Got a decent desktop machine, installed Zentyal, configured as main DC, joined all clients machines from 3 offices, (all nearby, and has shared connection from their main office). Also enabled jabber server+file server. All offices are using this without any issues. AD+Chat+File Server!
If am not mistaken, its Ubuntu based. Even though it has quite a lot of features including firewall, I never used it as a firewall. -
@scottalanmiller so was ClearOS.
-
-
I'd recommend pfSense. I'm only an intern level tech person, and I find it fairly easy to work with.
-
@Mike-Ralston said:
I'd recommend pfSense. I'm only an intern level tech person, and I find it fairly easy to work with.

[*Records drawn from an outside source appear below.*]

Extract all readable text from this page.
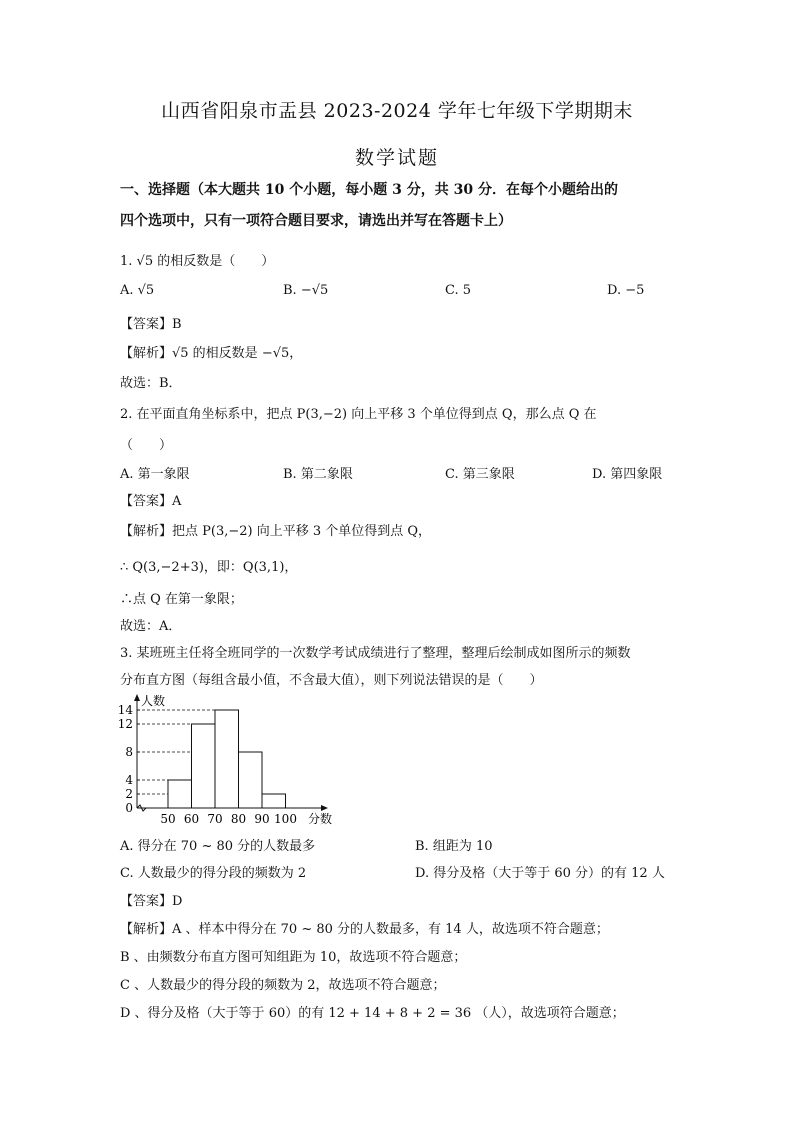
山西省阳泉市盂县 2023-2024 学年七年级下学期期末
数学试题
一、选择题（本大题共 10 个小题，每小题 3 分，共 30 分．在每个小题给出的
四个选项中，只有一项符合题目要求，请选出并写在答题卡上）
1. √5 的相反数是（　　）
A. √5	B. −√5	C. 5	D. −5
【答案】B
【解析】√5 的相反数是 −√5，
故选：B．
2. 在平面直角坐标系中，把点 P(3,−2) 向上平移 3 个单位得到点 Q，那么点 Q 在
（　　）
A. 第一象限	B. 第二象限	C. 第三象限	D. 第四象限
【答案】A
【解析】把点 P(3,−2) 向上平移 3 个单位得到点 Q，
∴ Q(3,−2+3)，即：Q(3,1)，
∴点 Q 在第一象限；
故选：A．
3. 某班班主任将全班同学的一次数学考试成绩进行了整理，整理后绘制成如图所示的频数
分布直方图（每组含最小值，不含最大值），则下列说法错误的是（　　）
0
2
4
8
12
14
50 60 70 80 90 100
人数
分数
A. 得分在 70 ~ 80 分的人数最多	B. 组距为 10
C. 人数最少的得分段的频数为 2	D. 得分及格（大于等于 60 分）的有 12 人
【答案】D
【解析】A 、样本中得分在 70 ~ 80 分的人数最多，有 14 人，故选项不符合题意；
B 、由频数分布直方图可知组距为 10，故选项不符合题意；
C 、人数最少的得分段的频数为 2，故选项不符合题意；
D 、得分及格（大于等于 60）的有 12 + 14 + 8 + 2 = 36 （人），故选项符合题意；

For a straight firewall, pfSense is good. If you're looking for something closer to a UTM, Untangle becomes a better option.
-
Really only the paid for version of Untangle. I've used Untangle and it is a seriously weak product.
-
@scottalanmiller said:
Really only the paid for version of Untangle. I've used Untangle and it is a seriously weak product.
Only $50/month and you get content filtering, multi-WAN, IPS, antivirus, application-level control, bandwidth shaping, and more.
-
@Nara said:
@scottalanmiller said:
Really only the paid for version of Untangle. I've used Untangle and it is a seriously weak product.
Only $50/month and you get content filtering, multi-WAN, IPS, antivirus, application-level control, bandwidth shaping, and more.
$50/mo is a ton for an SMB. Considering you have to buy hardware to put the appliance on, that's $600/year. You can get some pretty nice systems for that price.